A Much Different Doc
Following a substandard 2012 and a troubling spring training in Florida, Roy Halladay lasted just 3 1/3 innings in his season debut last night at Turner Field. He allowed six hits, five runs, three walks, two home runs and struck out nine. Typically, when a pitcher records nine of his first 10 outs on strikeouts he is dominant. But Halladay was not dominant. Far from it. He threw 95 pitches (55 strikes) in those 3 1/3 innings as his performance only raised more concerns and doubts about his ability to return to form, despite Halladay and Charlie Manuel insisting everything will be fine.
The Braves certainly noticed a difference.
“It was a little bit different,” manager Fredi Gonzalez said. “I couldn’t tell you what it is. His velocity was maybe a (tick) or two below what you’ve seen. But I couldn’t tell you much more than that, not living with him or not knowing what’s going on over there.”
“Not velocity wise,” said rightfielder Jason Heyward, when asked if Halladay looked the same. “But he has a lot of weapons. So it was no surprise to see the strikeouts. Once he gets two strikes against you with him, he can got whatever way he wants and pick at you. We did wear him down and we made sure we got some pitches to hit. When we hit him, we hit him hard.”
Halladay insisted he will fix his problems and he will be better.
The Phillies hope so. It is all they can do at this point: hope Halladay’s words mean something. Because he says he feel great. Better than ever, actually. He said he felt great warming up in the bullpen. He said he felt great stepping on the mound. He said his arm strength is there. He said his cutter and sinker have improved.
“I was just trying to be too picky, too fine,” he claimed. “Last year, feeling the way you do, you think ‘I can’t through an 86 mph fastball to a general zone. It’s going to get hit.’ So you get to the point where you start to get picky. I’m getting to the point where I’m building arm strength and it’s continuing to grow every time I pitch, so I can start opening things up and not try to be so fine — which is what I’ve always done. I’ve always relied on movement and not tried to pick sides of the plate. And there were times where we were picking corners of the plate. I need to open it up and let the movement take care of itself. But the arm strength is a key to that and continues to build. I think that’s something I can start widening.”
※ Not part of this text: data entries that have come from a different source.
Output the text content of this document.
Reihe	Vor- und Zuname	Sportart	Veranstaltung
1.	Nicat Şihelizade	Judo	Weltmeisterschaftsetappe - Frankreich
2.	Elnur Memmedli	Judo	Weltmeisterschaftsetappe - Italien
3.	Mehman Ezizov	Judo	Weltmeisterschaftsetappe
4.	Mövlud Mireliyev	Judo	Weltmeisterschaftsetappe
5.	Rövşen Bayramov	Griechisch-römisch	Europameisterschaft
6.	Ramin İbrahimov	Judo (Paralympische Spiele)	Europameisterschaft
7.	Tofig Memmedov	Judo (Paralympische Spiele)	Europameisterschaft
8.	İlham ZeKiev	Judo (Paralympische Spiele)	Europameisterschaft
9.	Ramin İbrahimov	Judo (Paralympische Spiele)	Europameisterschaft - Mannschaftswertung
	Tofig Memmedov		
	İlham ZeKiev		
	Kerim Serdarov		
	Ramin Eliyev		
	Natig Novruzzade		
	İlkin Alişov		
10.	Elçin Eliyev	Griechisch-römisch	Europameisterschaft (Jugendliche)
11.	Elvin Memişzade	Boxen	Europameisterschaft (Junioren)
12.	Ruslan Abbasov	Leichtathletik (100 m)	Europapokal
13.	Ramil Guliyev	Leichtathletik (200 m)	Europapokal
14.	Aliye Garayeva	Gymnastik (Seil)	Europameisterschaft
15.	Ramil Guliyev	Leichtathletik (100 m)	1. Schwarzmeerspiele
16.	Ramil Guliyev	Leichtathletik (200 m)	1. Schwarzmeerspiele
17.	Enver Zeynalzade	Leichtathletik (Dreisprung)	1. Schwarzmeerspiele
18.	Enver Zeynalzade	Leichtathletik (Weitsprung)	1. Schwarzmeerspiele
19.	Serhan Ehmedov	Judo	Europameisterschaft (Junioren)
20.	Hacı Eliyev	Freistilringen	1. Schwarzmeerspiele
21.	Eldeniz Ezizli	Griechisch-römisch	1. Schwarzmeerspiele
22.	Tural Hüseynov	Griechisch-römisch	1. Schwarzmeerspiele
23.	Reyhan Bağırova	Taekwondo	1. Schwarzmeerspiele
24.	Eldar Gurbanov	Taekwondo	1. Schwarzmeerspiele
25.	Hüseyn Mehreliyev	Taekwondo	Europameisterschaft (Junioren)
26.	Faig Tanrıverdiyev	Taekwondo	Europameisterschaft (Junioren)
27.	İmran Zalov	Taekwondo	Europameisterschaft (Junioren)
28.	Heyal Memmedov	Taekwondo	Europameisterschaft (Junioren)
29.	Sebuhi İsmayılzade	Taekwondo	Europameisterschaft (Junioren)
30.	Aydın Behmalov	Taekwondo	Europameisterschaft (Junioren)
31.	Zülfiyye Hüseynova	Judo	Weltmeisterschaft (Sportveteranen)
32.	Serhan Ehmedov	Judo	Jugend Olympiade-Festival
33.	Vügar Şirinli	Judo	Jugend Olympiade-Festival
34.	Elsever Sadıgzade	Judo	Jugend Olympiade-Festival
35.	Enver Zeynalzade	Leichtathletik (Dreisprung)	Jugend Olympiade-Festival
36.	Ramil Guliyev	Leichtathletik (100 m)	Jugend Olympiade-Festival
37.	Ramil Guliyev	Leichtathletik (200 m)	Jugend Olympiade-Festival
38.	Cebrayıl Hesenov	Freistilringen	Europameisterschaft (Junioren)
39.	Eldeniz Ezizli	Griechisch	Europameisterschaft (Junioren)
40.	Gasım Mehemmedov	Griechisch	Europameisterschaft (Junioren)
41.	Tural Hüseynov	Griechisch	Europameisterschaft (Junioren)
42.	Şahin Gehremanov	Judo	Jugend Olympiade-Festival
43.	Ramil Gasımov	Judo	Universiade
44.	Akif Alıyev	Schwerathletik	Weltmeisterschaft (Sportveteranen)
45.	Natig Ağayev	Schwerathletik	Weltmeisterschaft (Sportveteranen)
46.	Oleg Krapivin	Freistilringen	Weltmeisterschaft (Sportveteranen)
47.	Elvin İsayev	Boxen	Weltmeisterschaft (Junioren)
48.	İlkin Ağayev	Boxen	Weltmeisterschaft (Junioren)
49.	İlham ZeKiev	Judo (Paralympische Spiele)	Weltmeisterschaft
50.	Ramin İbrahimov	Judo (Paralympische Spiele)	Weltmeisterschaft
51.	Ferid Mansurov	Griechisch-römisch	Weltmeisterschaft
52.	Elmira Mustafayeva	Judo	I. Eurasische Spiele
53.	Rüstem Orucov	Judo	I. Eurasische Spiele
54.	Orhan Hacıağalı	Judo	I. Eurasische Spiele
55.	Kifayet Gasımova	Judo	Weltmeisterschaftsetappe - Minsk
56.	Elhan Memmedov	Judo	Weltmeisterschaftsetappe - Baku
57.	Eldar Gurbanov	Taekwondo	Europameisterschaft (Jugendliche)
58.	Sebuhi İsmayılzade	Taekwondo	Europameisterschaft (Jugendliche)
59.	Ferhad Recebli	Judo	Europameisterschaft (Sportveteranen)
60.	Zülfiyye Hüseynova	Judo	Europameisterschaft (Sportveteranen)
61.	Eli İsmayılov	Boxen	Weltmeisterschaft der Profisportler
Halladay hit 92 on the radar gun once, but by the fourth inning he could not hit 90. He threw 47 offspeed pitches (curveballs and changeups) and 47 fastballs (cutters and sinkers) with one pitch unknown, according to pitch f/x data. If you go back to pitch f/x data in 2011, when Halladay was last dominant, he threw his cutter and sinker 66.4 percent of the time, meaning he threw significantly more soft stuff last night than he had in the past. It looks like he is trying to reinvent himself, or he simply does not trust his hard stuff late in the count.
Asked if he understands the concerns about his performance or if the doom-and-gloom out there is ridiculous, Halladay said, “Honestly, I don’t care what you guys write. You’re welcome to write whatever you want. I feel like the progressions have been there. The results haven’t, and that’s frustrating. But I feel like they are going to come. I want them to come sooner than they have and I’m pushing for them to come sooner than they have and sometimes that’s part of the problem.”